Second, the crack addict. When Jon Thompson–a.k.a. Queen’s Most Valuable Jewish Negro–found out that Bri and I were going to Detroit, his assesment was as follows: “Steve, you are a target; Bri is an opportunity.” Sure enough, no sooner had we parked the car did a crazy homeless guy who may or may not have been on crack stumbled up to Bri and I and asked us for eighty cents. I told him I was broke; Bri, however, felt the need to explain that we were Canadians, that our money would be useless to him and then procure a Canadian five dollar bill just for good measure. Naturally, the guy snatched it away from her…which led, somehow, to this bizzare situation in which I negotiated for the $5 Canadian bill using a $1 American bill. Bri, however, didn’t see fit to put the $5 bill back in her pocket; the crack addict, recognizing opportunity when it comes knocking, promptly snatched it back from her, which forced me to snatch the bill away from him, grab Bri’s arm and escort her towards the theatre. (All this happened in broad daylight, by the way.) Reports that Bri is also attracted to shiny objects are yet to be confirmed.

When he heard about the incident Jon’s comment was, “The world’s a dangerous place when you’re Bri Johnson.” In light of yesterday’s performance, I can think of no more suitable assessment.

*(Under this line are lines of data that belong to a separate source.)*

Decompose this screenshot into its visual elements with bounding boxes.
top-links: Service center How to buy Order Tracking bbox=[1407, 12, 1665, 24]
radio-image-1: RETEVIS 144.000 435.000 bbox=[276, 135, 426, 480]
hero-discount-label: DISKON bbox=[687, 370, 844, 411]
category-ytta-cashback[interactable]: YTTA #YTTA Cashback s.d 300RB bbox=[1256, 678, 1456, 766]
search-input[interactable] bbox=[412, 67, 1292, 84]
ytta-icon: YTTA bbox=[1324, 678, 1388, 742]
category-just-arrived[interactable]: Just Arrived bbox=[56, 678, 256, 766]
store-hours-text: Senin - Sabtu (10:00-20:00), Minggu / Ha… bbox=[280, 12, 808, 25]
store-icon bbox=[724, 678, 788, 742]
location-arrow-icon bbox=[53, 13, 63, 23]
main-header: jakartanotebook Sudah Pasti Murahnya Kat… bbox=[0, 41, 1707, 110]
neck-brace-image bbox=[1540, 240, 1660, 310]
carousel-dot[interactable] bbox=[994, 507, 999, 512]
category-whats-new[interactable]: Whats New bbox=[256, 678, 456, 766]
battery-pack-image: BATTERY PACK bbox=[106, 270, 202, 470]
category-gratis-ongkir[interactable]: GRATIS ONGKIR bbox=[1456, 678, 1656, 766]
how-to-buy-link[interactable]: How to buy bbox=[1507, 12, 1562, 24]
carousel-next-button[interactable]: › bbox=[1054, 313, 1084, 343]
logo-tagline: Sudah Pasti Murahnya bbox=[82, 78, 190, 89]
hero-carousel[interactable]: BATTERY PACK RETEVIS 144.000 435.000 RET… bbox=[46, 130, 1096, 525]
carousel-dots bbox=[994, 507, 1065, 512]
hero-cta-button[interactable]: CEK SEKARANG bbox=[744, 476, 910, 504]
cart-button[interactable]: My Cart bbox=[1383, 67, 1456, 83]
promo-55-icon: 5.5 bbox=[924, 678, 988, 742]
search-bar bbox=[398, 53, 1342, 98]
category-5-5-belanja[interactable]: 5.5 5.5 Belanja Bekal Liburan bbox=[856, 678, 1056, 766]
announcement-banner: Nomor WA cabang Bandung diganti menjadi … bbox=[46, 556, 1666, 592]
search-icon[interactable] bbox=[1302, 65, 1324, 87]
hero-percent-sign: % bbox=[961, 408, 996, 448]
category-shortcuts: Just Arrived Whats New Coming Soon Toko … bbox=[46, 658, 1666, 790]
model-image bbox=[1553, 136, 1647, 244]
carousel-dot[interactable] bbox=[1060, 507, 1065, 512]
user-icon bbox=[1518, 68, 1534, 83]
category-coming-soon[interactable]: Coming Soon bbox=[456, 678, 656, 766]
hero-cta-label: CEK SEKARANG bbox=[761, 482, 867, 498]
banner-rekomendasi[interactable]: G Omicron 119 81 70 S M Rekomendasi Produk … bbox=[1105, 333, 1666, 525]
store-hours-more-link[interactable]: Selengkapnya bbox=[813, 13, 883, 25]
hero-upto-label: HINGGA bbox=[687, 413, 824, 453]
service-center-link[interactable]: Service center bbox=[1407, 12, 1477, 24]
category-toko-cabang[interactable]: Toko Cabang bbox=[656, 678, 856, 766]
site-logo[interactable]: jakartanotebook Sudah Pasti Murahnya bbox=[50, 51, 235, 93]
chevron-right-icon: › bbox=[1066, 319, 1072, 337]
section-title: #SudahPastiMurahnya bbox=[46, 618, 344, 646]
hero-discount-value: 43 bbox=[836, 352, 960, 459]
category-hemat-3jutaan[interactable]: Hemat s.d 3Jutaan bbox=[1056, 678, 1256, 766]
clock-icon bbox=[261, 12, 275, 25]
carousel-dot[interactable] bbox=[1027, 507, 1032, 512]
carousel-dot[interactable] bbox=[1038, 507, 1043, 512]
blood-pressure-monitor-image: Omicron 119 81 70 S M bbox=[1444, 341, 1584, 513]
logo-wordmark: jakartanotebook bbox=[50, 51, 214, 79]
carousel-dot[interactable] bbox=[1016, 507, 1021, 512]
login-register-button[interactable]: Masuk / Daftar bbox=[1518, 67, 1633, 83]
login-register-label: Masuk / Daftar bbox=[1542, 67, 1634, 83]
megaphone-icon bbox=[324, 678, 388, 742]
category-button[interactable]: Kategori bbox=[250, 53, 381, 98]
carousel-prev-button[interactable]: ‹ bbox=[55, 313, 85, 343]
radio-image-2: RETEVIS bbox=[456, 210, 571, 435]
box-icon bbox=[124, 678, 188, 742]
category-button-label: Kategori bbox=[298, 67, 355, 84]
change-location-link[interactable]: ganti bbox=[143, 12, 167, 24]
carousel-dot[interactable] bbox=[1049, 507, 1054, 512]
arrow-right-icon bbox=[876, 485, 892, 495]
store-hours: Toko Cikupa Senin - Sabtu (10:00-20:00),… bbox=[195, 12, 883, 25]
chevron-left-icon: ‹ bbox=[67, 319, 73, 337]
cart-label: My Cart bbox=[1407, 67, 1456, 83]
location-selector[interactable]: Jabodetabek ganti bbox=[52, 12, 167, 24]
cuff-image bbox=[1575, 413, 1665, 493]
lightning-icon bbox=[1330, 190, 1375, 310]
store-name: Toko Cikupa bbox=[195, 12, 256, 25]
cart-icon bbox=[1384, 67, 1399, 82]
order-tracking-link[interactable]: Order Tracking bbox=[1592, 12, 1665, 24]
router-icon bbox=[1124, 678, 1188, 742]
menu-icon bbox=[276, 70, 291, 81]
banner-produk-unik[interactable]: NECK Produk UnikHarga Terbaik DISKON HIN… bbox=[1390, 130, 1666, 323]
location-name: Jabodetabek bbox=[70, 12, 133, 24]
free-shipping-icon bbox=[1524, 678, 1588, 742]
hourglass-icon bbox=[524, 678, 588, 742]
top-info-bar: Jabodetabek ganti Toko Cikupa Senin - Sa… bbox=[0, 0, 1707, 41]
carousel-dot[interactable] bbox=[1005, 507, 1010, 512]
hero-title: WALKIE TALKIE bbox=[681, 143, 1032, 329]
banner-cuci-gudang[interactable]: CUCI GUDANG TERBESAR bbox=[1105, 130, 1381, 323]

Anyway. During the ride home, it was revealed to me that Bri had never heard the music to Les Miserables. Which stunned me, of course, seeing as I have the show memorized back-to-front and have seen it no less than seven times in six different cities and that Bri is in Drama…so we spent the last two hours listening to the original Broadway cast recording. Bri was so moved she almost started crying during the show’s final, overwhelming chorus…and seeing as how Les Mis is in Chicago this summer and our road tripping was galvanized by yesterday’s epic events, I feel as though another theatre trip might be in order. Just hope that this time Bri keeps her money in her wallet. For both our sakes.